Il fait nuit. Le chandelier à la main, Edith se fraye un chemin dans les obscurs couloirs du manoir Allerdale. La maison craque sous la pression du vent, comme respirant. Des papillons de nuit exécutent une danse macabre ; des notes de piano flottent dans l’air ; les portes grincent et pourtant, personne n’est là. Une ombre se dessine sur un mur, longue, maigre, effrayante. Quelqu’un, ou quelque-chose approche. Edith le sait, les fantômes existent. « Prend garde à Crimson Peak », dit une femme flottant dans les airs.
Tel est donc un petit avant-goût de ce qui vous attends. Mais prenez garde ! Comme le dit si bien son réalisateur, Crimson Peak n’est pas qu’un simple film d’horreur, c’est avant tout une « romance gothique ». Ne vous attendez pas à vivre la plus grande expérience horrifique de tous les temps, les fantômes ne sont ici qu’un prétexte à une histoire bien plus complexe. Une histoire d’amour comme on n’en voit pas souvent au cinéma. Une attirance qui obsède et déchire les personnages, qui les torturent et les rend différents. Cette évolution devient petit à petit fascinante, et donne une ambiance électrique. Il ne s’agit donc pas d’un film à l’eau de rose, rassurez-vous ! Guillermo Del Toro saute les grandes étapes “classiques” d’une relation amoureuse, pour nous focaliser directement sur le passage qui nous intéresse.

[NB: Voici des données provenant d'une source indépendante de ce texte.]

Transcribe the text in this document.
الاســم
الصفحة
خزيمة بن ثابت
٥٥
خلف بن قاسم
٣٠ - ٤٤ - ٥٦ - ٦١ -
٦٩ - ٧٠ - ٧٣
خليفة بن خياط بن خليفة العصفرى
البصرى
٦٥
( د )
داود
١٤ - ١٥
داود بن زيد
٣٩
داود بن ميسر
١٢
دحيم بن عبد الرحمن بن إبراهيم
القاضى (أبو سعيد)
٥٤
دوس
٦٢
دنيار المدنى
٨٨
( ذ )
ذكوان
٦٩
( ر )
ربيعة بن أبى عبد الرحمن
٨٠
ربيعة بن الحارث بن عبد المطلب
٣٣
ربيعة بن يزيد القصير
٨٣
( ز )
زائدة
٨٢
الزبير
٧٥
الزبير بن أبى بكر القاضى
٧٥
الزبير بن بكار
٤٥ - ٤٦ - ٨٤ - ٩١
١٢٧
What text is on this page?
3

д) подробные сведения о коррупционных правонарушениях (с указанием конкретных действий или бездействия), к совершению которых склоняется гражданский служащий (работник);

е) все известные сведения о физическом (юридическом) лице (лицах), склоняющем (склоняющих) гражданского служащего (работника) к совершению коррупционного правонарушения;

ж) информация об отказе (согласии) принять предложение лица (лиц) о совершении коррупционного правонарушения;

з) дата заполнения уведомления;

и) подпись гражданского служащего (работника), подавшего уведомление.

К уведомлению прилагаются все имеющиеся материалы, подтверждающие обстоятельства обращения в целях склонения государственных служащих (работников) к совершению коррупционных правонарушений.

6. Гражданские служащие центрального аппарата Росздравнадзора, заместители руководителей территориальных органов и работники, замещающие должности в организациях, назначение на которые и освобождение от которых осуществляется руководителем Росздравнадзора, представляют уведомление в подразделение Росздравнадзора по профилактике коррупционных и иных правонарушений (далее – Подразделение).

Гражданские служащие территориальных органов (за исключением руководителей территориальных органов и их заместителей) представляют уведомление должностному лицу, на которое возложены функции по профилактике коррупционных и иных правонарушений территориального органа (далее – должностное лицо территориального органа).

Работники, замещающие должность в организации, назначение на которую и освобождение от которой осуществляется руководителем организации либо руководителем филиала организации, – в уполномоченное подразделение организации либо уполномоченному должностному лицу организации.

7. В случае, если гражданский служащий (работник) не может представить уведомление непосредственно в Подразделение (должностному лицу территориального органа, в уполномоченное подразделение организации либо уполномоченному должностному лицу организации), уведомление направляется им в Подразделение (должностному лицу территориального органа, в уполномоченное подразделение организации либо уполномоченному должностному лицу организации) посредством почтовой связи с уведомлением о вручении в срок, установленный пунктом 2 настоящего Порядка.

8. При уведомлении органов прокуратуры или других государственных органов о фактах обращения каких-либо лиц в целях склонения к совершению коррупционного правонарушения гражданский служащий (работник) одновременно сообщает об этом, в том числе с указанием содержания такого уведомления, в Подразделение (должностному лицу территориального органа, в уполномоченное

Un choix qui pourra en dérouter plus d’un, mais qui a le mérite de se focaliser directement sur les moments intéressants.
En ce qui concerne ces fantômes, Guillermo Del Toro excelle dans la mise en scène de ses créatures. Chacune de leurs apparitions est une nouvelle surprise pour le spectateur, tantôt fasciné puis terrifié. Je trouve que ce sont bien là les parties les plus réussies de ce film. Quand certaines scènes sont trop souvent surcoupées par leurs plans, celles concernant les fantômes sont d’une qualité à couper le souffle. Ils sont là, on le sait depuis le début, mais la lenteur et la tension feront se hérisser les poils de vos bras. Tout est maitrisé lors de ces séquences, pour un frisson garanti. La qualité des effets spéciaux est également à saluer. Une belle leçon de cinéma.
La composition des tableaux du film est également renversante de splendeur. Le décor est tout simplement sensationnel, mais le cadrage et la couleur de l’image viennent sublimer la beauté froide des lieux, comme pour rendre hommage aux plus illustres peintres de paysages flamands et du romantisme. Une belle reproduction, qui vous plonge directement dans ces environnements mystérieux.
Mais un film d’épouvante, ça passe aussi par les sons. Là aussi, les petits détails sont très travaillés, et ajoutent à l’angoisse générale que dégage le film. La maison est vivante, on l’entend respirer, s’agiter et gronder. Elle souffre de lourds secrets trop longtemps enfuis dans ses murs, et cela se ressent. La musique du piano qui fait partie de la BO fait aussi son petit effet. Classique, mais indispensable.
Pour le scénario, nous ne sommes pas dans une métaphore aussi torturée que dans Le Labyrinthe de Pan, film étalon du réalisateur. Et bien qu’il ne paraisse pas très original à certains moments, son dénouement, venant conclure une lente descente aux enfers, en vaut la chandelle. Guillermo signe donc une belle narration, malgré quelques petites faiblesses.
Difficile donc de prédire si le film plaira à tous les fans inconditionnels du réalisateur, tant le film complète et se différencie en même temps du reste de sa filmographie. Mais Crimson Peak est une très grande réussite sur bien des points, dont les thématiques qu’il aborde. Des thématiques fortes et un traitement très soigné font de ce film une belle réussite. Un film que je vous recommande chaudement.